ETCÉTERA. Podríamos alargar el análisis y llegaríamos siempre a la misma conclusión. Que la gran ciudad no ha significado un progreso integral para la humanidad. La economía, las enormes cifras de gastos e ingresos, las estadísticas apabullantes de las grandes urbes configuran la apoteosis de una humanidad magnífica pero ¿qué pasa con la humanidad misma? ¿A mayor ciudad mayor humanidad? Yo creo que no. El individualismo creciente no es como el de los antiguos ermitaños. Es una especie de soledad acompañada que nos convierte a todos en números sin nombre. La desaparición del vecino y hasta de la misma idea de prójimo hace innecesario el saludo cotidiano y provoca la ignorancia mutua. Por eso las grandes ciudades son el caldo de cultivo en el que han nacido el terrorismo de los pisos francos, la droga y sus redes comerciales, la delincuencia en general del hampa y de las bandas, la prostitución a escala industrial, el chabolismo y los barrios bajos. Incluso las sectas modernas que pierden a los que buscan serían difíciles de encontrar fuera del ecosistema de la gran ciudad. El progreso humano puede medirse en euros. Pero también en cualidades morales o, por ejemplo, en pecados capitales. La soberbia de los políticos, la avaricia de los especuladores, la lujuria de las redes de comercio sexual, la ira de los gamberros, la gula de los consumistas, la envidia que azuzan los anunciantes con una publicidad manipuladora, la pereza de la plebe que pide pan y circo. La masificación característica de la gran ciudad despersonaliza. Toda la gran ciudad gira en torno a los problemas que genera esta deshumanización y a las soluciones que crean nuevos problemas. El automóvil, por ejemplo, facilita el traslado al trabajo pero atasca las vías, genera contaminación, dificulta el aparcamiento, genera miles de accidentes y provoca la acción represora de la autoridad en forma de multas y grúas. El tren, el metro, el autobús, el tranvía posibilitan el acceso de cuarenta millones de japoneses a Tokyo cada día. Pero de la misma forma hacen posible también que cuarenta millones de personas pierdan en el trayecto un tiempo precioso. La escasez de suelo reduce el tamaño de las viviendas; viviendas en las que casi no se vive. En ellas sólo se ve la televisión y se duerme porque no quedan ni espacio, ni tiempo, para la vida familiar.
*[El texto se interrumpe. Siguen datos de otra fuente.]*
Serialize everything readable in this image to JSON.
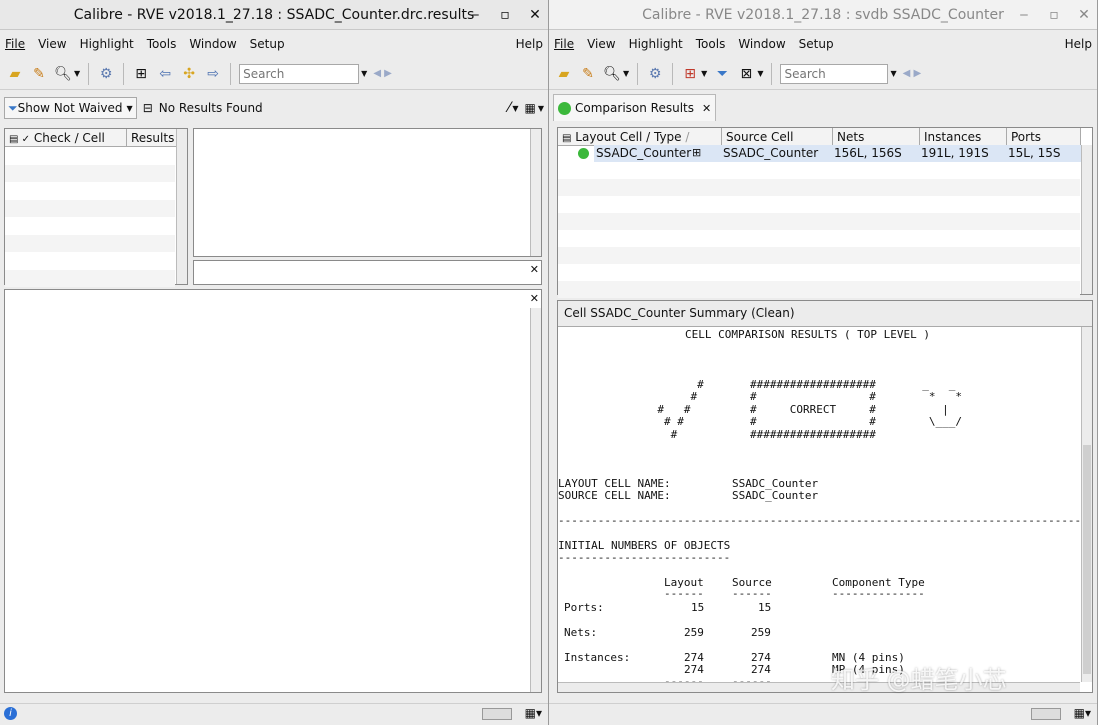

CONCLUSION. Me temo que estoy hablando de la ciudad sin haber aclarado el concepto. Precisamente la conclusión a la que llego es que esa cosa que llamamos actualmente ciudad tiene poco que ver con la ciudad originaria. No estoy en contra de la ciudad verdadera. El problema es que nos falta una palabra para nombrar a la gran ciudad moderna. Si llamábamos ciudad a cualquiera de nuestras viejas poblaciones amuralladas no podemos seguir llamando ciudad a esa misma cosa sin murallas y multiplicada por siete. Me da la impresión que estamos confundiendo la semilla con el árbol, la crisálida con la mariposa, el mosto con el vino, el tejido sano con el afectado de cáncer. No estoy en contra de la ciudad. Me gusta la ciudad. Pero considero que eso que hoy llamamos ciudad ya no es una ciudad. Es otra cosa. Es absurdo llamar ciudad igual a una pequeña polis de la Grecia clásica que a la Nueva York del siglo XXI. A los grandes superalcaldes contemporáneos siempre les quedará el consuelo de alegar en su genealogía urbana una pequeña ciudad originaria. Y podrán contar cómo se produjo la expansión a partir de aquel núcleo de población aunque no sea fácil determinar en qué momento deja una ciudad auténtica de ser ciudad para convertirse en esa otra cosa cuyos defectos hemos criticado. La verdad es que las cosas se nos han ido de las manos. Tal vez sólo si empezamos por aclarar el concepto mismo de ciudad podamos enderezarlas.

PUBLICADO EN REVISTA ARBIL NUMERO 86.